Amor de Perdição - Cap. 8: Capítulo 8 Pág. 48 / 145

Saiu do seu quarto, relanceando os olhos lagrimosos para o painel da Virgem, e, encontrando o pai, pediu-lhe licença para levar consigo aquela devota imagem.

– Lá irá ter – respondeu ele. – Se tivesse tanta vergonha como devoção, seria mais feliz do que há-de ser.

Uma das primas, irmãs de Baltasar, chamou-a de parte, e segredou-lhe:

– Ó menina, estava ainda na tua mão dares remédio à desordem desta casa…

– Qual remédio?! – perguntou Teresa com artificial seriedade.

– Diz a teu pai que não duvidas casar com o mano Baltasar.

– O primo Baltasar não me quer – replicou ela sorrindo.

– Quem te disse isso, Teresinha?

– Disse-mo o meu pai.

– Deixa falar teu pai, que está desatinado com o amor que te tem. Queres tu que eu lhe fale?

– Para quê?

– Para se remediar deste modo a desgraça de todos nós.

– Estás a brincar, prima! – redarguiu Teresa. – Eu hei-de ser tua cunhada quando não tiver coração. Teu mano tem a certeza de que eu amo outro homem. Queria viver para ele; mas, se quiserem que eu morra por ele, abençoarei todos os meus algozes. Podes dizer isto ao primo Baltasar, e diz-lho antes que te esqueça.

– Então, vamos?! – disse o velho.

– Estou pronta, meu pai.

Abriu-se a portaria do mosteiro. Teresa entrou sem uma lágrima. Beijou a mão de seu pai, que ele não ousou recusar-lhe na presença das freiras. Abraçou suas primas, com semblante de regozijo; e, ao fechar-se a porta, exclamou, com grande espanto das monjas:

– Estou mais livre que nunca. A liberdade do coração é tudo.

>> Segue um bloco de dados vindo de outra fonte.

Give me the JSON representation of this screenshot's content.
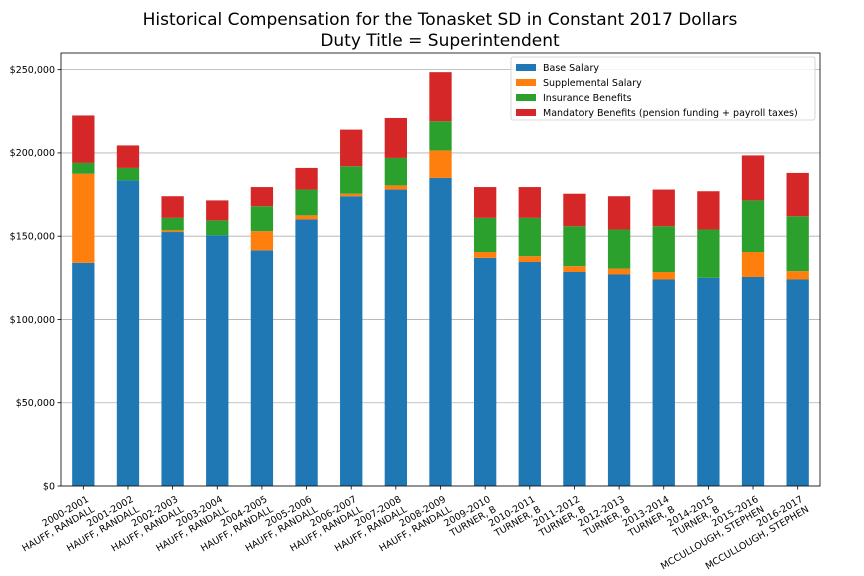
{
  "chart_data": {
    "type": "bar",
    "stacked": true,
    "title": "Historical Compensation for the Tonasket SD in Constant 2017 Dollars",
    "subtitle": "Duty Title = Superintendent",
    "xlabel": "",
    "ylabel": "",
    "ylim": [
      0,
      260000
    ],
    "yticks": [
      0,
      50000,
      100000,
      150000,
      200000,
      250000
    ],
    "ytick_labels": [
      "$0",
      "$50,000",
      "$100,000",
      "$150,000",
      "$200,000",
      "$250,000"
    ],
    "grid": true,
    "legend_position": "top-right",
    "categories": [
      [
        "2000-2001",
        "HAUFF, RANDALL"
      ],
      [
        "2001-2002",
        "HAUFF, RANDALL"
      ],
      [
        "2002-2003",
        "HAUFF, RANDALL"
      ],
      [
        "2003-2004",
        "HAUFF, RANDALL"
      ],
      [
        "2004-2005",
        "HAUFF, RANDALL"
      ],
      [
        "2005-2006",
        "HAUFF, RANDALL"
      ],
      [
        "2006-2007",
        "HAUFF, RANDALL"
      ],
      [
        "2007-2008",
        "HAUFF, RANDALL"
      ],
      [
        "2008-2009",
        "HAUFF, RANDALL"
      ],
      [
        "2009-2010",
        "TURNER, B"
      ],
      [
        "2010-2011",
        "TURNER, B"
      ],
      [
        "2011-2012",
        "TURNER, B"
      ],
      [
        "2012-2013",
        "TURNER, B"
      ],
      [
        "2013-2014",
        "TURNER, B"
      ],
      [
        "2014-2015",
        "TURNER, B"
      ],
      [
        "2015-2016",
        "MCCULLOUGH, STEPHEN"
      ],
      [
        "2016-2017",
        "MCCULLOUGH, STEPHEN"
      ]
    ],
    "series": [
      {
        "name": "Base Salary",
        "color": "#1f77b4",
        "values": [
          134000,
          183500,
          152500,
          150500,
          141500,
          160000,
          174000,
          178000,
          185000,
          137000,
          134500,
          128500,
          127000,
          124000,
          125000,
          125500,
          124000
        ]
      },
      {
        "name": "Supplemental Salary",
        "color": "#ff7f0e",
        "values": [
          53500,
          0,
          1000,
          0,
          11500,
          2500,
          1500,
          2500,
          16500,
          3500,
          3500,
          3500,
          3500,
          4500,
          0,
          15000,
          5000
        ]
      },
      {
        "name": "Insurance Benefits",
        "color": "#2ca02c",
        "values": [
          6500,
          7500,
          7500,
          9000,
          15000,
          15500,
          16500,
          16500,
          17500,
          20500,
          23000,
          24000,
          23500,
          27500,
          29000,
          31000,
          33000
        ]
      },
      {
        "name": "Mandatory Benefits (pension funding + payroll taxes)",
        "color": "#d62728",
        "values": [
          28500,
          13500,
          13000,
          12000,
          11500,
          13000,
          22000,
          24000,
          29500,
          18500,
          18500,
          19500,
          20000,
          22000,
          23000,
          27000,
          26000
        ]
      }
    ]
  }
}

As freiras olharam-se entre si, como se ouvissem na palavra «coração» uma heresia, uma blasfémia proferida na casa do Senhor.

– Que diz a menina?! – perguntou a prioresa, fitando-a por cima dos óculos, e apanhando no lenço de Alcobaça a destilação do esturrinho.

– Disse eu que me sentia aqui muito bem, minha senhora.

– Não diga minha senhora – atalhou a escrivã.

– Como hei-de dizer?

– Diga «nossa madre prioresa».

– Pois sim, nossa madre prioresa, disse eu que me sentia aqui muito bem.

– Mas quem vem para estas casas de Deus não vem para se sentir bem – tornou a nossa madre prioresa.

– Não?! – disse Teresa com sincera admiração.